Venons en maintenant à un autre argument qui me semble intéressant à savoir celui de l’égalité. Le raisonnement est le suivant : « si la PMA s’ouvre aux couples de femmes dans quelques années, il y aura une discrimination entre les couples de femmes qui ne peuvent pas cacher à leur enfant le recours à un tiers donneurs et les couples hétérosexuels qui le peuvent ». Il propose donc pour mettre tout le monde à égalité, de mettre en place une nouvelle procédure d’établissement de la filiation qui puisse être connue de l’enfant.

Cet argument me paraît purement rhétorique car si l’on raisonne ainsi, il y aura toujours une inégalité avec les couples hétérosexuels qui peuvent avoir un enfant de manière « naturelle ».

Ne peut-on pas prendre les choses différemment : quelle serait l’inégalité supportée ? En quoi le fait de ne pas pouvoir cacher à leur enfant le recours à un tiers donneur serait problématique ? Quel serait le préjudice subi ? Pourquoi ne pas renverser la situation et faire de celle-ci un choix réellement assumé, peut-être différent mais assumé ?

Pourquoi ne pas considérer que toutes les filiations, quelles que soient leur mode d’établissement, sont égales c’est à dire de même valeur.

Lorsque Pierre Murat poursuit en écrivant que ce débat pose la question de savoir ce qu’est la filiation aujourd’hui, est-elle biologique ou culturelle, il me semble qu’il s’agit d’un faut débat, ou en tout cas un débat inutile.

Il entretien l’idée qu’il pourrait y avoir une concurrence, ou en tout cas une différence entre filiation biologique et filiation culturelle ou « non biologique ».

Nous savons tous que la filiation est une création juridique et sociale qui repose le plus souvent sur l’engendrement mais pas toujours et loin de là.
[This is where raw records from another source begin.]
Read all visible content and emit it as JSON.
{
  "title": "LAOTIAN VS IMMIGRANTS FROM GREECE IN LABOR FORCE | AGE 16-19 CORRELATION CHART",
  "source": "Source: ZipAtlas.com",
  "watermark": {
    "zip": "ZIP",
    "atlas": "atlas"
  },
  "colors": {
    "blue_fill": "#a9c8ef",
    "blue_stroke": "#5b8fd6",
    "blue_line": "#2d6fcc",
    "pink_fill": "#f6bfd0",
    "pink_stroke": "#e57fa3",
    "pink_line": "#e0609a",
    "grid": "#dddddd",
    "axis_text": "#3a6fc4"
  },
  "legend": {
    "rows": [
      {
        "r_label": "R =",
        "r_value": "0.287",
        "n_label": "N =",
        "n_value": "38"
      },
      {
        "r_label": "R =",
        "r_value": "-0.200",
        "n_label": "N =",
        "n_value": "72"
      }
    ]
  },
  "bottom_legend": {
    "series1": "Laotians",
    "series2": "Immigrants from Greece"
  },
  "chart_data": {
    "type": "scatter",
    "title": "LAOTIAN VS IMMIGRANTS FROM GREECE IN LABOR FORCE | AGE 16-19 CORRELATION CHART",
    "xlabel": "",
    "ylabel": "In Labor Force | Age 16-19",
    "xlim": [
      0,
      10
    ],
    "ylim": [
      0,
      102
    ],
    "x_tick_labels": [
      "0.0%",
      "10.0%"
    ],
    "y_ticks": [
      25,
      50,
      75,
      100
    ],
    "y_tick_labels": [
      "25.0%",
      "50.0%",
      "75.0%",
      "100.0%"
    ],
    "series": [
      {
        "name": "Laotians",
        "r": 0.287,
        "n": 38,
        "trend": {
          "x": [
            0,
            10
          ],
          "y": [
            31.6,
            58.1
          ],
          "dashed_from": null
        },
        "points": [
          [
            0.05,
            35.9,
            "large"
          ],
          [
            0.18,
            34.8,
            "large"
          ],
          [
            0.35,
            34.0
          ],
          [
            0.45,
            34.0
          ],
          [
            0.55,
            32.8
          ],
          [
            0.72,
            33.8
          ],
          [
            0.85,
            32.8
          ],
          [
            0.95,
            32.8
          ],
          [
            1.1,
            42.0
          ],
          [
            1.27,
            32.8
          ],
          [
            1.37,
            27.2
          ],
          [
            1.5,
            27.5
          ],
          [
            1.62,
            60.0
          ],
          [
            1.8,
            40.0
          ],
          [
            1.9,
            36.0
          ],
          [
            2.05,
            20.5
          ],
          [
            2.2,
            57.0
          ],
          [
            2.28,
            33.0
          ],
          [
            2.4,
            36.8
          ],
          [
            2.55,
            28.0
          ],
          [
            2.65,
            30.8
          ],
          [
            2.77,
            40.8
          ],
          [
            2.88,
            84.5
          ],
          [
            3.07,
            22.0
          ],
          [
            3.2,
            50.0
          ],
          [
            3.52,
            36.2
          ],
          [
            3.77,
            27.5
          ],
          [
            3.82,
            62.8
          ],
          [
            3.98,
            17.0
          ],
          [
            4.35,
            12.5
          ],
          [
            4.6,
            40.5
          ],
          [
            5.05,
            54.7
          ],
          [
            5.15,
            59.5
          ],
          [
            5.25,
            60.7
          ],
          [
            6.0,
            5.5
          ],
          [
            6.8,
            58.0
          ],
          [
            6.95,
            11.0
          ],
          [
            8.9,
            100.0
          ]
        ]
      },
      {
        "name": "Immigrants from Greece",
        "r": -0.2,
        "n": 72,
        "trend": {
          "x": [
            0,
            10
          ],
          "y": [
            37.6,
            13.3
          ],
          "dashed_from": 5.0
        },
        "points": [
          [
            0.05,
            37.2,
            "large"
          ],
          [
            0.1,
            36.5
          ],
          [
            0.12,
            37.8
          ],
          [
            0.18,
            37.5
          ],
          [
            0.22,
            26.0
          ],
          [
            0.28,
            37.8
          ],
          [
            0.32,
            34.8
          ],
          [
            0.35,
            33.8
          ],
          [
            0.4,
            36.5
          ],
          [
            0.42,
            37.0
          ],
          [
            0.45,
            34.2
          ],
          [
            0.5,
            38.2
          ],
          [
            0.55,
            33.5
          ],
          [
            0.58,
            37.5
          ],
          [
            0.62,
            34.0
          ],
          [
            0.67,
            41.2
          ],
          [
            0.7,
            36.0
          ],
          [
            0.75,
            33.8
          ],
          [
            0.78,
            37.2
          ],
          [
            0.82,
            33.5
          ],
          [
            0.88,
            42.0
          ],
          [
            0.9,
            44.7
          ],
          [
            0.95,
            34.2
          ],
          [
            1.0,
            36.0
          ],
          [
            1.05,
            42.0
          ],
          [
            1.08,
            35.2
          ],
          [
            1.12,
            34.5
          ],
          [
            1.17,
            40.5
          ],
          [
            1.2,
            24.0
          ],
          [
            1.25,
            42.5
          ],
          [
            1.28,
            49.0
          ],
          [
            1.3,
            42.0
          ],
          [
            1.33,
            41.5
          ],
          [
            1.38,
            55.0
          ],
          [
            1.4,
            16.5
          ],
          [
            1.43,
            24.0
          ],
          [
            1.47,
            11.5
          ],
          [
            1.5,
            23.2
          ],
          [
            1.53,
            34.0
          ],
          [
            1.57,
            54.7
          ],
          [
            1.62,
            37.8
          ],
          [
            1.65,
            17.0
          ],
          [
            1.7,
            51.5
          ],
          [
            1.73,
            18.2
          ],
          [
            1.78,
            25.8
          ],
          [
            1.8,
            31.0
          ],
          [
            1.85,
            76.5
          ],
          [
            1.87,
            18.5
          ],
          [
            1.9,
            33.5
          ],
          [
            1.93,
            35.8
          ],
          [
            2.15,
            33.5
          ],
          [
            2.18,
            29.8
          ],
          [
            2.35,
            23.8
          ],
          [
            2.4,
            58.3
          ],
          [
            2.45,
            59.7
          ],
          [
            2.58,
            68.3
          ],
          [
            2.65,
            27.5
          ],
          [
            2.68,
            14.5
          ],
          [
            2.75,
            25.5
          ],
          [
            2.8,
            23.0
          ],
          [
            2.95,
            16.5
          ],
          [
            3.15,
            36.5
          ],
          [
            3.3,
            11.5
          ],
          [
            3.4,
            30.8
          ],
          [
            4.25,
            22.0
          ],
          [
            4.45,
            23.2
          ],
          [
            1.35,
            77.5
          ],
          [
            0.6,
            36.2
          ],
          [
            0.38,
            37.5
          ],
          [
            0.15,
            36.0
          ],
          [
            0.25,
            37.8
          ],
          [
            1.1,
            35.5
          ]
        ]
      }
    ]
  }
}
Pour reprendre les propos de Maurice Godelier « la nature est indissolublement à la fois biologique, sociale et culturelle ; chacune de ces composantes n’existant jamais seule et étant toujours modelée et transformée par les deux autres ».

Ecrire que « dans l’adoption, les liens de filiation imitent ceux de la biologie » comme le fait Bernard Murat est une interprétation courante aujourd’hui mais qui contribue à entretenir des idées fausses. C’est une forme pure et simple de sophisme : la filiation  » classique » est fondée sur le lien biologique, l’adoption constitue des parents au même titre que les parents « biologiques », donc l’adoption imite la biologie.

L’adoption, en tout cas plénière, permet à un enfant d’avoir des parents en constituant une famille qui corresponde effectivement au modèle de parenté en cours dans notre société, ce qui est le droit le plus strict de l’enfant. C’est bien la force de l’adoption plénière qui existe au contraire indépendamment de tout lien biologique.

Mais ni plus ni moins que la filiation établie dans le cadre du mariage, puisque dans ce cas la « présomption de paternité » repose elle aussi sur le présupposé que le mari est le père de l’enfant, ce qui biologiquement n’est pas forcément vrai.

Faire croire que l’adoption plénière serait un décalque de la filiation biologique est donc totalement erroné et proposer comme solution le modèle de l’adoption simple c’est précisément rabattre la filiation sur le seul lien biologique.

De surcroît l’adoption simple ne peut en aucun cas être présentée comme un modèle de filiation amené à remplacer l’adoption plénière.

L’adoption simple n’a rien à voir avec l’adoption plénière qui seule crée un véritable lien de nature filiale entre parents et enfant, un lien définitif qui s’étend à toute la famille des adoptants, avec toutes les conséquences en découlant.

L’adoption simple est le plus souvent destinée aux majeurs. Elle  est de plus révocable, son objet étant de leur permettre de bénéficier de certains avantages, et ne peut en aucun cas remplacer l’adoption plénière qui est une mesure de protection de l’enfant.

C’est justement parce que l’adoption plénière n’est pas un décalque de la filiation biologique qu’elle doit garder sa spécificité qui en fait un mode de filiation à part entière.

Vouloir défendre l’adoption simple au lieu de l’adoption plénière montre le peu de cas fait à l’adoption plénière, et en dit long sur les préjugés à l’œuvre en ce domaine.